I understand the following: one can classify rank 2 vector bundles over $S^2$ by considering two open sets, say slightly extending northern and southern hemispheres. These are contractible, cover $S^2$, and their intersection is $S^1$. Any vector bundle is trivial when restricted to the open sets, so we care only about gluing two trivial bundles on $S^1$, with structure group $GL_2(\mathbb{R})$, i.e. we care about functions $f:S^1\to GL_2(\mathbb{R})$. I also understand that homotopic maps will induce the same bundle, so what we really need is $\pi_1(GL_2(\mathbb{R}))$, which I'm told is $\mathbb{Z}$.
My question is, does the group structure of $\mathbb{Z}$ mean anything in terms of the vector bundles?
It is of course yes.
For example, there is a distinguished element $0\in \mathbb{Z}$, which corresponds to trivial bundle over $S^2$. Similarly the negation $n\mapsto -n$ on $\mathbb{Z}$ corresponds to reversing the orientation of the vector bundle.
The addition is slightly more complicated to give a simple geometric meaning, but the point is that the Euler class gives an explicit bijection between the (K-theoretic) set of rank 2 vector bundles over $S^2$ and $\mathbb{Z}$.
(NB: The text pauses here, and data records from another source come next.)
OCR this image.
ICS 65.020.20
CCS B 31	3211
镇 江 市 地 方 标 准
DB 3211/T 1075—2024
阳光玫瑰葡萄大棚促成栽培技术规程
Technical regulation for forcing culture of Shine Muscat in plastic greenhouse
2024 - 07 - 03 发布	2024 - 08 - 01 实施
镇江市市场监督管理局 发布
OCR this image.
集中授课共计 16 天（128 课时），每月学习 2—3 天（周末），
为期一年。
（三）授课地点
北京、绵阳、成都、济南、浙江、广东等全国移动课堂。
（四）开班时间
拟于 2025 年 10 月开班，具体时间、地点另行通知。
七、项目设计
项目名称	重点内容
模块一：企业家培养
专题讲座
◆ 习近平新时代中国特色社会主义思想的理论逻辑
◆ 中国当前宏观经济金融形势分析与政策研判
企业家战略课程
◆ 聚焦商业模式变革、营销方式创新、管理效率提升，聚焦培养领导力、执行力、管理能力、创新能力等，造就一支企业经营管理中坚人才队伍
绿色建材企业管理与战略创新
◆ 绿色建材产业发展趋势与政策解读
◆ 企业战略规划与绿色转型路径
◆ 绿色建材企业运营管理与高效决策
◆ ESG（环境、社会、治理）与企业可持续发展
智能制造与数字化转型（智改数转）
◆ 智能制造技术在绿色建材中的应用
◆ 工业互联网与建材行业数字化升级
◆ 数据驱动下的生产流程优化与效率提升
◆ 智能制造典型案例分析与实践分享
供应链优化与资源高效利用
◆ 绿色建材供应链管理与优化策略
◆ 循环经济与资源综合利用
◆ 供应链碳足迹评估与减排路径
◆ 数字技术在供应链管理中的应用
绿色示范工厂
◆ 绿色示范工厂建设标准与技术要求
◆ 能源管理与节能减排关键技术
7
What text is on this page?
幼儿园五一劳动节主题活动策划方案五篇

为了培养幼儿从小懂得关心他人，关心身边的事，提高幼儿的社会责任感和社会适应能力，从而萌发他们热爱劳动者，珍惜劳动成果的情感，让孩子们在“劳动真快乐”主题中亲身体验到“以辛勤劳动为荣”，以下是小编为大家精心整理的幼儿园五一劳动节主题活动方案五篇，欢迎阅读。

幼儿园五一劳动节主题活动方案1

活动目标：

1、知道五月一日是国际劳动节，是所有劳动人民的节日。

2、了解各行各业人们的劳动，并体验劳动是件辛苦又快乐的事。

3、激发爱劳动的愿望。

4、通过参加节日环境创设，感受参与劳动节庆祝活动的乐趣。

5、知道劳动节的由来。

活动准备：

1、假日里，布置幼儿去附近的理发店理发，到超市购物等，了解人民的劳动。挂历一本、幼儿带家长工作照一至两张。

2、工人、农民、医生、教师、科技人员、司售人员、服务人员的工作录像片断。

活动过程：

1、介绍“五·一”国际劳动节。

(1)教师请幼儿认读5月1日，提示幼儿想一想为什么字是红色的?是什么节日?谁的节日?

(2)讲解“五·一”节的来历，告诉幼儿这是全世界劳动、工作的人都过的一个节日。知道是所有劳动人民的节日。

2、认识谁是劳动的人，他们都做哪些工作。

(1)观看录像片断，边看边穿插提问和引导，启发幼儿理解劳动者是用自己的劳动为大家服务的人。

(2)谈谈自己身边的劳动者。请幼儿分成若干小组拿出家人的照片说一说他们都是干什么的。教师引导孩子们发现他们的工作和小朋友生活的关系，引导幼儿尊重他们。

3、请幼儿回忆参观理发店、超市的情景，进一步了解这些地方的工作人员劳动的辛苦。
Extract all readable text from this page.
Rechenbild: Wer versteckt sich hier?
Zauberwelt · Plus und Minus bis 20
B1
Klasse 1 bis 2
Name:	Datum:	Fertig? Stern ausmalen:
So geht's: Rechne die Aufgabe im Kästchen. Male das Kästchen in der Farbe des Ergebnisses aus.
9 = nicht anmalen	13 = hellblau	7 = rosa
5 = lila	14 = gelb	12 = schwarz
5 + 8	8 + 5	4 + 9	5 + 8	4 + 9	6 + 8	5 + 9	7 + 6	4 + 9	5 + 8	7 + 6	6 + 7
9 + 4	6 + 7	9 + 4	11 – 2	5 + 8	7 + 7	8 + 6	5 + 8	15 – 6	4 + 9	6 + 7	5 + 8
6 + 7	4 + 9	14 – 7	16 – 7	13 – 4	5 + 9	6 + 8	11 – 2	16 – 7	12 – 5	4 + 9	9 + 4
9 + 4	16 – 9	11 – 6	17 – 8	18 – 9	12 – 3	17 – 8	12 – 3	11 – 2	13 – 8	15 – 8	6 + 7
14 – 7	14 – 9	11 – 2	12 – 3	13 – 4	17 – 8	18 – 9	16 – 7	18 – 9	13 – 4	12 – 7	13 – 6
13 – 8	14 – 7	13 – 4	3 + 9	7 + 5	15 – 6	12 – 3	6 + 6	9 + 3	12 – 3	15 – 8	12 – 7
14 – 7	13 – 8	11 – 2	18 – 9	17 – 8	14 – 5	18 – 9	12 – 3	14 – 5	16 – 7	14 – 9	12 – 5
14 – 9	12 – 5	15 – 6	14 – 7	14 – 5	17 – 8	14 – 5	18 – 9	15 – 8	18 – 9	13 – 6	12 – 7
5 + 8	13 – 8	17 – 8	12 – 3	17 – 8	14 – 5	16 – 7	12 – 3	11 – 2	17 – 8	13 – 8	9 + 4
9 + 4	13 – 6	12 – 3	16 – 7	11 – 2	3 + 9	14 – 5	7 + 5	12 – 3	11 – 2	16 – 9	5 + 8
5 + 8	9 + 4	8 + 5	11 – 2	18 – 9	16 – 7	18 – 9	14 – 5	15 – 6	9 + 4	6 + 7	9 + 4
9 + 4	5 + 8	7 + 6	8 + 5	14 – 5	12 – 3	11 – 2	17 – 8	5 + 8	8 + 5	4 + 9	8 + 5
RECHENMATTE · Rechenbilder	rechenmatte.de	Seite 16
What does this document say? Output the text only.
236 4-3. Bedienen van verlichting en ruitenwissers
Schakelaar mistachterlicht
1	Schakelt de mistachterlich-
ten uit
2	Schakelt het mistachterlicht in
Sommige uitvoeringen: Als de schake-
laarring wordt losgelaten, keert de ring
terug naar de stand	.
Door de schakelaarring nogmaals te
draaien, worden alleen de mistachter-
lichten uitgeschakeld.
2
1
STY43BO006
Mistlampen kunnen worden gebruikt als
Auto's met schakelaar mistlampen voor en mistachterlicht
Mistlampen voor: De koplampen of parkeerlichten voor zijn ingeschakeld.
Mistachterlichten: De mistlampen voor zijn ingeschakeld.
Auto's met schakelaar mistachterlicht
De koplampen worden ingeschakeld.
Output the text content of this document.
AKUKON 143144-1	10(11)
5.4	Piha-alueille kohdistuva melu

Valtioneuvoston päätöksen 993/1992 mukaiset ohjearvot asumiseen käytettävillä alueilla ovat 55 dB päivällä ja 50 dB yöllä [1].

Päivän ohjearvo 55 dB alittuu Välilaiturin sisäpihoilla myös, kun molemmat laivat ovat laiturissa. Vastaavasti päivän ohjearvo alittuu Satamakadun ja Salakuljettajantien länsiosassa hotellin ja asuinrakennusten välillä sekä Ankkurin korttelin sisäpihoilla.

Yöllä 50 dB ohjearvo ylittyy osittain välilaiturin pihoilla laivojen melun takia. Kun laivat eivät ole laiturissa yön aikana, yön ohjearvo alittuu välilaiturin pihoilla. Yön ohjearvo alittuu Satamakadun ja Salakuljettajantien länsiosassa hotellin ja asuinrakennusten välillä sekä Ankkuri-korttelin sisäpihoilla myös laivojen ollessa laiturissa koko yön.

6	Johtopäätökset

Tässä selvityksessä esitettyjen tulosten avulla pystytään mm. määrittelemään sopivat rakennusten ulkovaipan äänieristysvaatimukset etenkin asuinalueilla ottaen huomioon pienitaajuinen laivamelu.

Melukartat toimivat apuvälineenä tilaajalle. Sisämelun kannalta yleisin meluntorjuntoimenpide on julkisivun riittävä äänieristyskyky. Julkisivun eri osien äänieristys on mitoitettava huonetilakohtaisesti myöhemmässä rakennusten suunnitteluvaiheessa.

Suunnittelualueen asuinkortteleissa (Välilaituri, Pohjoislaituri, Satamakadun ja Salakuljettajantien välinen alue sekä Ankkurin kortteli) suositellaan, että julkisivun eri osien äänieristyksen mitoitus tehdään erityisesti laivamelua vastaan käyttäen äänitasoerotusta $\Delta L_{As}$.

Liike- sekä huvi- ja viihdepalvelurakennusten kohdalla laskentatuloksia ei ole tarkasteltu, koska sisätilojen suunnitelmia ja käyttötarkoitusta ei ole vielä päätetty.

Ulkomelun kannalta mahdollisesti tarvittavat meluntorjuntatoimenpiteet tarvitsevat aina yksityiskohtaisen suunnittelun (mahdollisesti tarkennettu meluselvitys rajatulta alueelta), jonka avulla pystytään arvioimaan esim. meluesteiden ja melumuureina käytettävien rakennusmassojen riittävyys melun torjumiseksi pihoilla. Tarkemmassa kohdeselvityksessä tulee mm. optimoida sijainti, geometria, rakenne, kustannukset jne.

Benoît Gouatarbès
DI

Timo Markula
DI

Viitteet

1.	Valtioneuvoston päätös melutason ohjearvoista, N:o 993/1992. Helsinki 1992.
Edit: By the by, I didn't really explain why the Euler class $\in H^2(S^2)\cong \mathbb{Z}$ can be identified with the same number $\in \pi_1(GL_2(\mathbb{R}))(\cong \pi_1(\mathbb{C}^\times)\cong \mathbb{Z})$. For this, the best way is to introduce the first Chern class $c_1$(which is equal to the Euler class) and appeal to the fact that the first Chern class map is an isomorphism from the "group" of complex line bundles (=oriented real vector bundles of rank 2) over $S^2$ with the tensor product to $H^2(S^2)$, as is the clutching function construction.